We need to initialize the data, here we choose simply to assign the index of the array, considered as a 1D array. Note the use of the helper function local_to_global_3D( layout, triplet ). We exploit the knowledge of the global layout of the data to find out the global indices of a local 3-tuple.

Lines 92 - 112

The other main part of the work, the initialization of the target layout. In this case, we chose a simple transposition, which is achieved by switching i and j.

Lines 114 - 115

Here we allocate and initialize the remap plan, using the initial and final configurations as input. The third argument is passed to inform the remapper of the type of data to be passed. The call to apply_remap_3D() is a call to a generic function, hence, a type-dependent sub-function must have been defined to be able to successfully make this call. At the time of this writing, only single precision integers and double precision floats have been implemented.

Line 116

Here we apply the plan. This function is type-dependent due to the input/output arrays. Please refer to the implementation notes for some commentary on our options with this interface.

Lines 122 - 125

Cleanup. The layouts need to be deleted to prevent memory leaks.

Implementation Notes

The biggest challenge with the remapper is to attain a desired level of genericity and to preserve the modularity of the library. These two problems are intimately related. Ideally, we should be able to apply a remap operation on data of any type, including user-derived types. Another requirement has been to confine a library like MPI to a single entry point into Selalib. This means that we do not want the MPI derived types to pollute the higher abstraction levels of the library: especially at the top level, we want to express our programs with the capabilities of the FORTRAN language alone.

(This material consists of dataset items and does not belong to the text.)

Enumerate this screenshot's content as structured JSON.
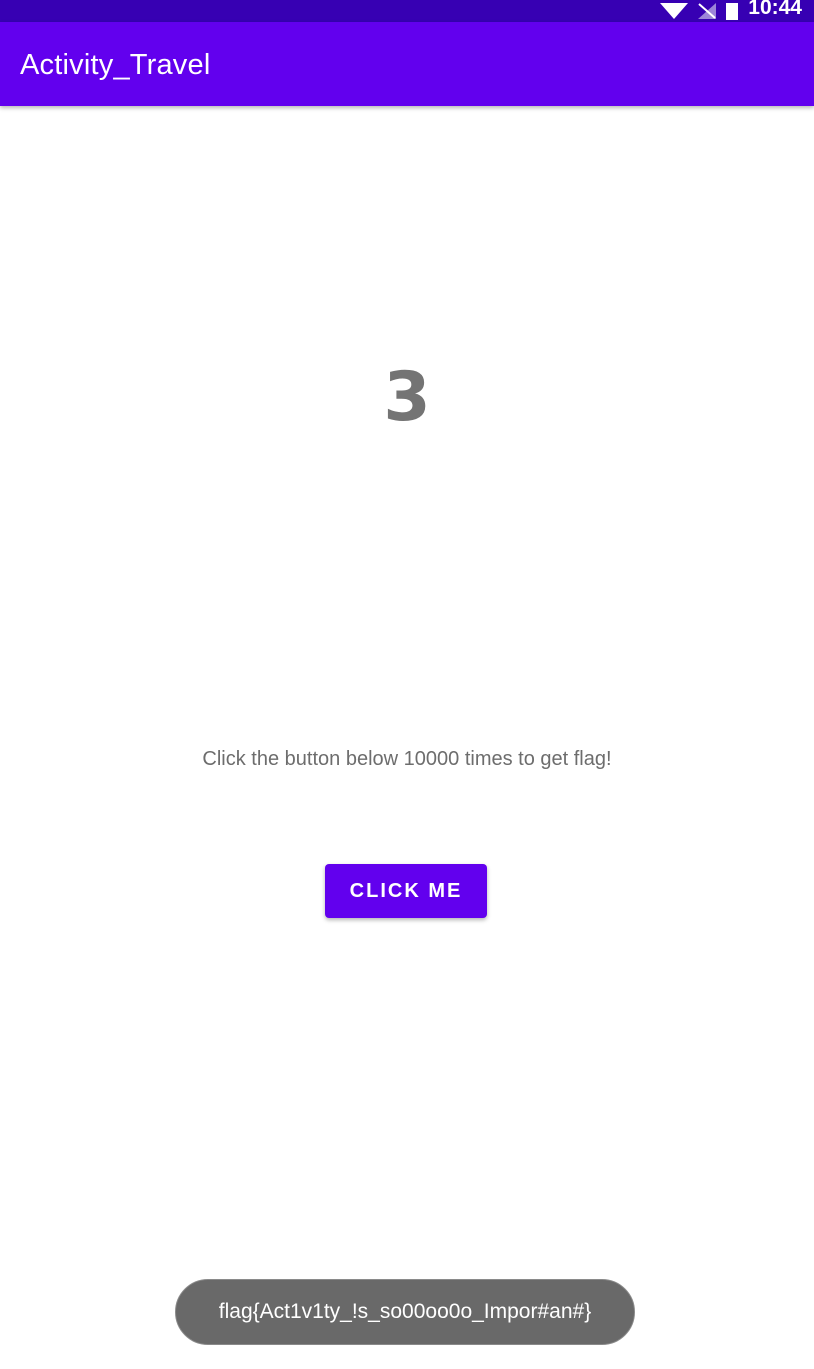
{
  "status_bar": {
    "time": "10:44",
    "icons": [
      "wifi-icon",
      "no-signal-icon",
      "battery-icon"
    ],
    "background": "#3700b3"
  },
  "app_bar": {
    "title": "Activity_Travel",
    "background": "#6200ee"
  },
  "main": {
    "counter": "3",
    "instruction": "Click the button below 10000 times to get flag!",
    "button_label": "CLICK ME",
    "button_color": "#6200ee"
  },
  "toast": {
    "message": "flag{Act1v1ty_!s_so00oo0o_Impor#an#}"
  }
}
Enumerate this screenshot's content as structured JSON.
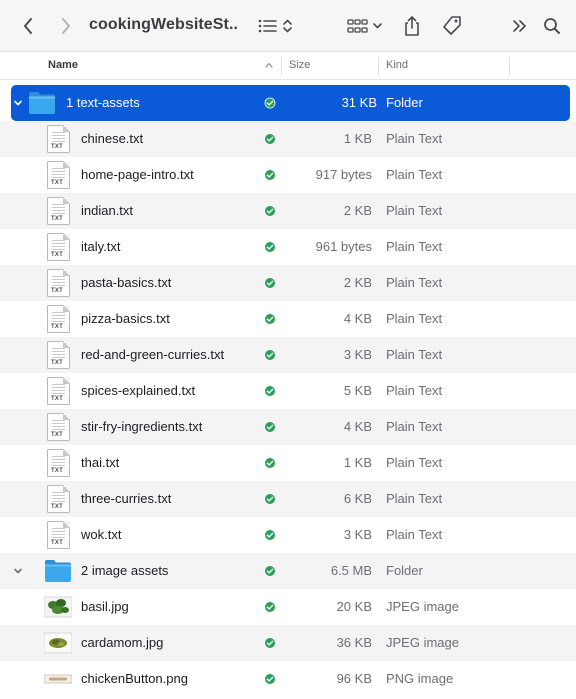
{
  "window": {
    "title": "cookingWebsiteSt..."
  },
  "columns": {
    "name": "Name",
    "size": "Size",
    "kind": "Kind"
  },
  "colors": {
    "selection": "#0b5bd8",
    "folder": "#3aa6ec",
    "status_green": "#28a05a"
  },
  "rows": [
    {
      "name": "1 text-assets",
      "size": "31 KB",
      "kind": "Folder",
      "icon": "folder-icon",
      "expanded": true,
      "selected": true
    },
    {
      "name": "chinese.txt",
      "size": "1 KB",
      "kind": "Plain Text",
      "icon": "text-file-icon"
    },
    {
      "name": "home-page-intro.txt",
      "size": "917 bytes",
      "kind": "Plain Text",
      "icon": "text-file-icon"
    },
    {
      "name": "indian.txt",
      "size": "2 KB",
      "kind": "Plain Text",
      "icon": "text-file-icon"
    },
    {
      "name": "italy.txt",
      "size": "961 bytes",
      "kind": "Plain Text",
      "icon": "text-file-icon"
    },
    {
      "name": "pasta-basics.txt",
      "size": "2 KB",
      "kind": "Plain Text",
      "icon": "text-file-icon"
    },
    {
      "name": "pizza-basics.txt",
      "size": "4 KB",
      "kind": "Plain Text",
      "icon": "text-file-icon"
    },
    {
      "name": "red-and-green-curries.txt",
      "size": "3 KB",
      "kind": "Plain Text",
      "icon": "text-file-icon"
    },
    {
      "name": "spices-explained.txt",
      "size": "5 KB",
      "kind": "Plain Text",
      "icon": "text-file-icon"
    },
    {
      "name": "stir-fry-ingredients.txt",
      "size": "4 KB",
      "kind": "Plain Text",
      "icon": "text-file-icon"
    },
    {
      "name": "thai.txt",
      "size": "1 KB",
      "kind": "Plain Text",
      "icon": "text-file-icon"
    },
    {
      "name": "three-curries.txt",
      "size": "6 KB",
      "kind": "Plain Text",
      "icon": "text-file-icon"
    },
    {
      "name": "wok.txt",
      "size": "3 KB",
      "kind": "Plain Text",
      "icon": "text-file-icon"
    },
    {
      "name": "2 image assets",
      "size": "6.5 MB",
      "kind": "Folder",
      "icon": "folder-icon",
      "expanded": true
    },
    {
      "name": "basil.jpg",
      "size": "20 KB",
      "kind": "JPEG image",
      "icon": "basil-thumbnail"
    },
    {
      "name": "cardamom.jpg",
      "size": "36 KB",
      "kind": "JPEG image",
      "icon": "cardamom-thumbnail"
    },
    {
      "name": "chickenButton.png",
      "size": "96 KB",
      "kind": "PNG image",
      "icon": "button-thumbnail"
    }
  ],
  "status_tag": "TXT"
}
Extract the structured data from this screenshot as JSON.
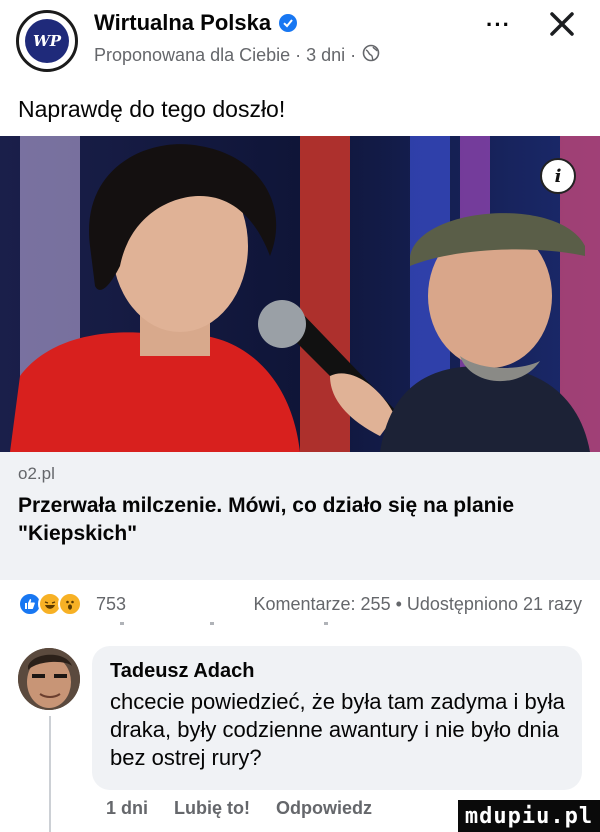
{
  "header": {
    "page_name": "Wirtualna Polska",
    "avatar_text": "WP",
    "meta_text": "Proponowana dla Ciebie · 3 dni ·",
    "more_label": "···"
  },
  "post": {
    "text": "Naprawdę do tego doszło!"
  },
  "link": {
    "domain": "o2.pl",
    "title": "Przerwała milczenie. Mówi, co działo się na planie \"Kiepskich\""
  },
  "stats": {
    "reaction_count": "753",
    "comments_shares": "Komentarze: 255 • Udostępniono 21 razy"
  },
  "comment": {
    "author": "Tadeusz Adach",
    "text": "chcecie powiedzieć, że była tam zadyma i była draka, były codzienne awantury i nie było dnia bez ostrej rury?",
    "time": "1 dni",
    "like_label": "Lubię to!",
    "reply_label": "Odpowiedz"
  },
  "watermark": "mdupiu.pl",
  "colors": {
    "accent": "#1877f2",
    "secondary_text": "#65676b",
    "bubble_bg": "#f0f2f5"
  }
}
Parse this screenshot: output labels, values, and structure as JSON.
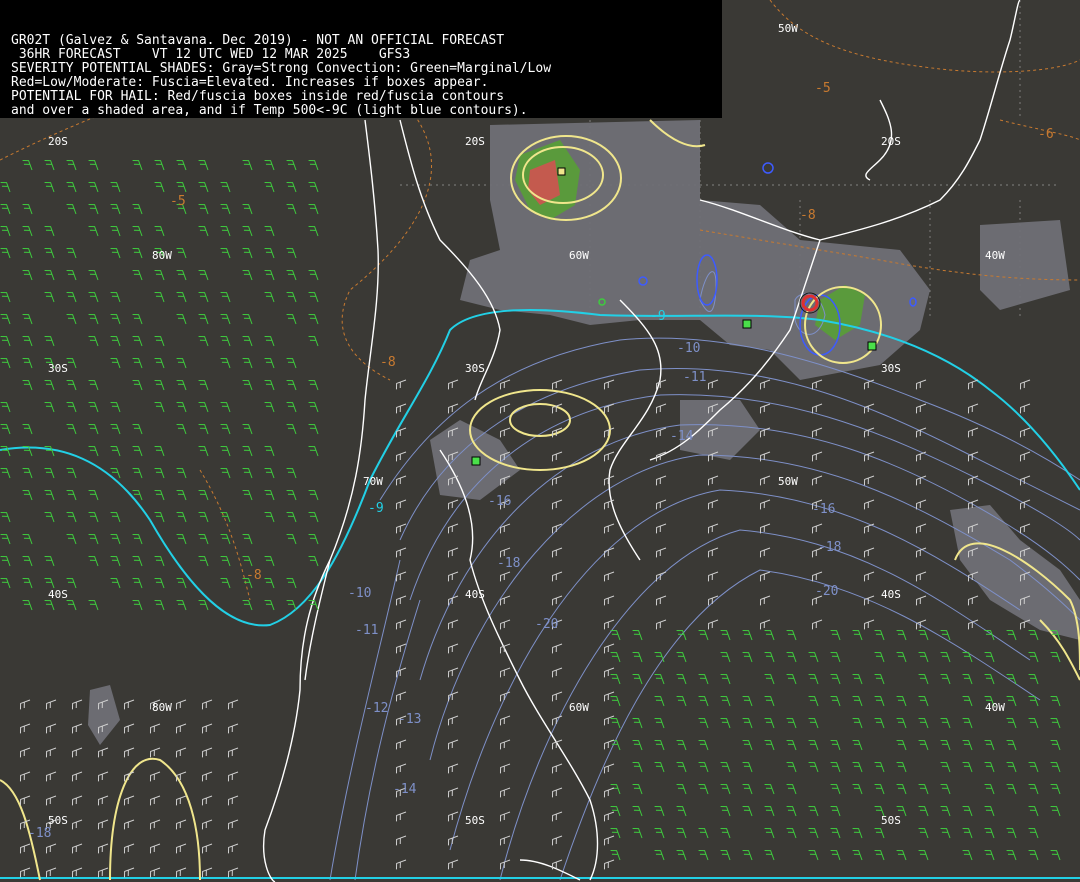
{
  "header": {
    "lines": [
      "GR02T (Galvez & Santavana. Dec 2019) - NOT AN OFFICIAL FORECAST",
      " 36HR FORECAST    VT 12 UTC WED 12 MAR 2025    GFS3",
      "SEVERITY POTENTIAL SHADES: Gray=Strong Convection: Green=Marginal/Low",
      "Red=Low/Moderate: Fuscia=Elevated. Increases if boxes appear.",
      "POTENTIAL FOR HAIL: Red/fuscia boxes inside red/fuscia contours",
      "and over a shaded area, and if Temp 500<-9C (light blue contours)."
    ]
  },
  "graticule_labels": [
    {
      "text": "20S"
    },
    {
      "text": "20S"
    },
    {
      "text": "20S"
    },
    {
      "text": "30S"
    },
    {
      "text": "30S"
    },
    {
      "text": "30S"
    },
    {
      "text": "40S"
    },
    {
      "text": "40S"
    },
    {
      "text": "40S"
    },
    {
      "text": "50S"
    },
    {
      "text": "50S"
    },
    {
      "text": "50S"
    },
    {
      "text": "80W"
    },
    {
      "text": "80W"
    },
    {
      "text": "70W"
    },
    {
      "text": "60W"
    },
    {
      "text": "60W"
    },
    {
      "text": "50W"
    },
    {
      "text": "50W"
    },
    {
      "text": "40W"
    },
    {
      "text": "40W"
    }
  ],
  "temperature_labels": {
    "orange": [
      "-5",
      "-5",
      "-6",
      "-8",
      "-8",
      "-8"
    ],
    "blue": [
      "-9",
      "-9",
      "-10",
      "-10",
      "-11",
      "-11",
      "-12",
      "-13",
      "-14",
      "-14",
      "-16",
      "-16",
      "-18",
      "-18",
      "-18",
      "-20",
      "-20"
    ]
  },
  "colors": {
    "background": "#3a3935",
    "header_bg": "#000000",
    "coast": "#ffffff",
    "gray_shade": "#6f6f76",
    "green_shade": "#5a9a3c",
    "red_shade": "#c45a4e",
    "yellow_contour": "#f0e68c",
    "cyan_contour": "#22d0e6",
    "blue_contour": "#7e90c8",
    "orange_contour": "#c87a30",
    "wind_green": "#3ecc3e",
    "wind_white": "#d8d8d8"
  }
}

These requirements were solved in the prototype version of the remapper through the use of a single datatype to represent all other types of data at the moment of assembling the exchange buffers and launching the MPI calls. In our case, we have chosen to represent all data as ‘integers’. This means that the exchange buffers that are stored in the remap plans are integer arrays. Thus, the design decision in the prototype has been to choose flexibility and ease of change over execution speed. In contrast with the C language, the constant call to the transfer() function to store and retrieve data from the exchange buffers carries with it a possibly significant execution time penalty.

The function NEW_REMAPPER_PLAN_XD() is by nature type-independent, as the design of the plan only depends on the layouts. However, it is also convenient to store the send/receive buffers in the plan, and the allocation of these buffers requires knowledge of the amount of memory required. This information is passed in the third argument. The macro will internally select an element of this array and determine its size in terms of the fundamental datatype being exchanged (i.e.: integer). This way we now how much memory to allocate in the buffers.

Another means to achieve the illusion of genericity are Fortran’s built-in features in this regard. For example, we can have specialized apply_remap_3D() functions for the most commonly used datatypes, all hidden behind the same generic name. These specialized functions would not depend on the current choice of using a single type for the exchange buffers, eliminating any penalty that we are definitively paying at present, with the calls to the transfer() intrinsic function. This solution would mean writing redundant code, something that could be addressed with preprocessor macros, but this would not be a solution for eliminating the penalizations of the transfer() intrinsic when we are exchanging derived types. A solution that can exchange these arbitrary data while not requiring the use of the MPI derived types at the higher levels is yet to be found. It could be that the Fortran way to solve this problem would be to accept the invasion of MPI at the higher levels…


3

The optimizations carried out by the remapper are related with finding out the minimally-sized communicators to launch the exchanges and the selection of the lower-level communications functions (alltoall vs. alltoallv, for instance). Other optimizations depend on how the local MPI is tuned.